取材ノート

「原点に立ち返ること」


 「私たち1世は言葉では表現できない苦労を重ねてきた。この証言集には1世の血と涙、悲しみが染みこんでいる。しかし今日この場に参加して、それぞれが今も頑張っている姿を見ることができてうれしい」

 先月30日に茨城で行われた強制連行・強制労働に関する証言収集総括の集いで、あるハラボジが述べた言葉だ。

 総聯茨城県本部を中心に郷土史研究家や弁護士などで組織された「県在日同胞証言収集委員会」は、7月26日にホットラインを開設、地道な聞き取り調査を行ってきた。その成果を集め今回証言集を発行する運びとなった。

 集いに参加した1世たちは、最近の日本の報道について話し合いながら、「日本人拉致のことを連日伝えながら、強制連行や強制労働についてはまったく知らせようとしない。悔しくて眠ることもできない」と怒りをあらわにしていた。
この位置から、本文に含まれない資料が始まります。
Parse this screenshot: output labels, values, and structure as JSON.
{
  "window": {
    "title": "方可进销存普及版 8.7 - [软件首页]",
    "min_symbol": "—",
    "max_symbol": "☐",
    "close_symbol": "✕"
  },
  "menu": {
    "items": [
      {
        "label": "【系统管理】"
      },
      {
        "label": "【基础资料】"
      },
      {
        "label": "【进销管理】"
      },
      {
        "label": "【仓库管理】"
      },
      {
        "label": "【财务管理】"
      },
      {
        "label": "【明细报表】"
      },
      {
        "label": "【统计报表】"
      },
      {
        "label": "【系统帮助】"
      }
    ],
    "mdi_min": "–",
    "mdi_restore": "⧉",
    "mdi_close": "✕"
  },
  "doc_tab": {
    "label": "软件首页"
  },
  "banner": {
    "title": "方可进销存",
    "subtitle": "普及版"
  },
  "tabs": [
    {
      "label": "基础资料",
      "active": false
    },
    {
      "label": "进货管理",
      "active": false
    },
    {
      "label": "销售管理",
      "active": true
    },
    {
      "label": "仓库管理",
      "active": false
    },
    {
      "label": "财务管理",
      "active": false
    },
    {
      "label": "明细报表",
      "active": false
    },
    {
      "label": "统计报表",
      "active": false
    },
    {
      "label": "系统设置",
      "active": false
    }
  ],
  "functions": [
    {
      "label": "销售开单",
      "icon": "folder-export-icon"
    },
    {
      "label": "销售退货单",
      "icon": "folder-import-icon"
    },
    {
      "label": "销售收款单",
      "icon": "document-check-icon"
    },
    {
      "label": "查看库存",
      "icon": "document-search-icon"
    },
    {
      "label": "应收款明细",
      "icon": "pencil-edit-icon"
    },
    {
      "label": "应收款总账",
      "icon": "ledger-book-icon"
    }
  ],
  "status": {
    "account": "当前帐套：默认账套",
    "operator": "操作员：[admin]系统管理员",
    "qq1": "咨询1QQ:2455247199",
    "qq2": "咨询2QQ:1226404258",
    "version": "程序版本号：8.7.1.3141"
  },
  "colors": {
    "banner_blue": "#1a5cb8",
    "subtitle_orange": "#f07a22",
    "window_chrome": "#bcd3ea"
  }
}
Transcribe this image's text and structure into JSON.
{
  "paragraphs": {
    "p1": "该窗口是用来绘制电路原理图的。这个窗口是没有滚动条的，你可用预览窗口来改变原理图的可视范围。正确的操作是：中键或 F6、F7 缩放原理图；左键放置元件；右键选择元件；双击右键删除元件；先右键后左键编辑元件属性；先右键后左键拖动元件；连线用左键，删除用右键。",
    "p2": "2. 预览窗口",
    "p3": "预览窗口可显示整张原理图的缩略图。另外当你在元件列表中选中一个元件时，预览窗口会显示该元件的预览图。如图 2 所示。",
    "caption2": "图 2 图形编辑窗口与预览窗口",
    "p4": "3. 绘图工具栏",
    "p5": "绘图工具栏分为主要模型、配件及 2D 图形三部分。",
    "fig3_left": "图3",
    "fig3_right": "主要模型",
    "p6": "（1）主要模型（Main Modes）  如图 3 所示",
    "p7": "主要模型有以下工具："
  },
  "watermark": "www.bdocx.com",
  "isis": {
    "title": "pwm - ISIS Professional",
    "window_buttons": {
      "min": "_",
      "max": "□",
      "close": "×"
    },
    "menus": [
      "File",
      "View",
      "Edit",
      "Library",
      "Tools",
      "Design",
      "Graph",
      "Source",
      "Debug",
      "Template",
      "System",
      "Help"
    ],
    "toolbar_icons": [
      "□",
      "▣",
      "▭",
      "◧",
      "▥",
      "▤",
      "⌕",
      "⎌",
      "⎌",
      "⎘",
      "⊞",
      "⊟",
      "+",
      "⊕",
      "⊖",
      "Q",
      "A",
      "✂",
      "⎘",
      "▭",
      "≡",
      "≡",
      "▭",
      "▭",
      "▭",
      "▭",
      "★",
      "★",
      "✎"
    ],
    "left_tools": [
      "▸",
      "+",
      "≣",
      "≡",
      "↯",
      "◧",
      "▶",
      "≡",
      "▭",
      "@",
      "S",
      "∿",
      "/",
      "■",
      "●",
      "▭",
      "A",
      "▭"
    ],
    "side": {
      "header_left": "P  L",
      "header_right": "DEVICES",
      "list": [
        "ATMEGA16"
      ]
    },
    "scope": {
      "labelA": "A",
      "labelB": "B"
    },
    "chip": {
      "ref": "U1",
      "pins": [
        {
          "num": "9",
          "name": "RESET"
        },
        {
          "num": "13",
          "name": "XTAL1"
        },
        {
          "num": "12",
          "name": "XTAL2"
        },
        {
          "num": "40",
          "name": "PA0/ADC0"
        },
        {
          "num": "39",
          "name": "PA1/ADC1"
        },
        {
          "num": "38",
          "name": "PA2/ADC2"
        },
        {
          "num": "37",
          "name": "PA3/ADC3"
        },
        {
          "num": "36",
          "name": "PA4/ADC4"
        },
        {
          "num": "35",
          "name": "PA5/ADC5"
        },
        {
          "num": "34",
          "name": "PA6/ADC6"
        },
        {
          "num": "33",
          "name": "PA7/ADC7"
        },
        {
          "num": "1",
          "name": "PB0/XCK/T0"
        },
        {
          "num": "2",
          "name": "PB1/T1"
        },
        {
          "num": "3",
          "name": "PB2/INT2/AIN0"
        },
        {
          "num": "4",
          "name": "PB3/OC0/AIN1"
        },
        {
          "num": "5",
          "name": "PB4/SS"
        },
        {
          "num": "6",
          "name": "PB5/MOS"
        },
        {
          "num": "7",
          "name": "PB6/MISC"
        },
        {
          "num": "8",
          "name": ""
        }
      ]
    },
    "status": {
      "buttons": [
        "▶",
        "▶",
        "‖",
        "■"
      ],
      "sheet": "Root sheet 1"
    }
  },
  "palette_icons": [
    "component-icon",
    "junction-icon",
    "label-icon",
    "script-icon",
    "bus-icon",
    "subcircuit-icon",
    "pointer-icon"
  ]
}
 一方で、この現状を打開するためにはどうすべきかについて、「10の会合に出たらせめて1、2カ所では総聯、民団の垣根を越えて民族同士団結していこうと訴えていこう。われわれの子どもや孫のことを考えれば、あくまでも民族は守りぬかなければならない。『もう年だから』などと言わず、もう少し頑張ろう」と話す1世たち。

 苦労に苦労を重ねてきたハラボジ、ハルモニたちが、自分たちにはまだやるべきことがあるんだと励ましあう姿に心打たれた。

 こうした1世たちの思いが民族学校を立ち上げ、こんにちに至るまで在日同胞社会を守ってきたのではないだろうか。日本のマスコミはしきりに「総聯の内部分裂」をうんぬんしているが、「民族性を守る」というコアな部分は1世から2世、3世へと連綿と受け継がれている。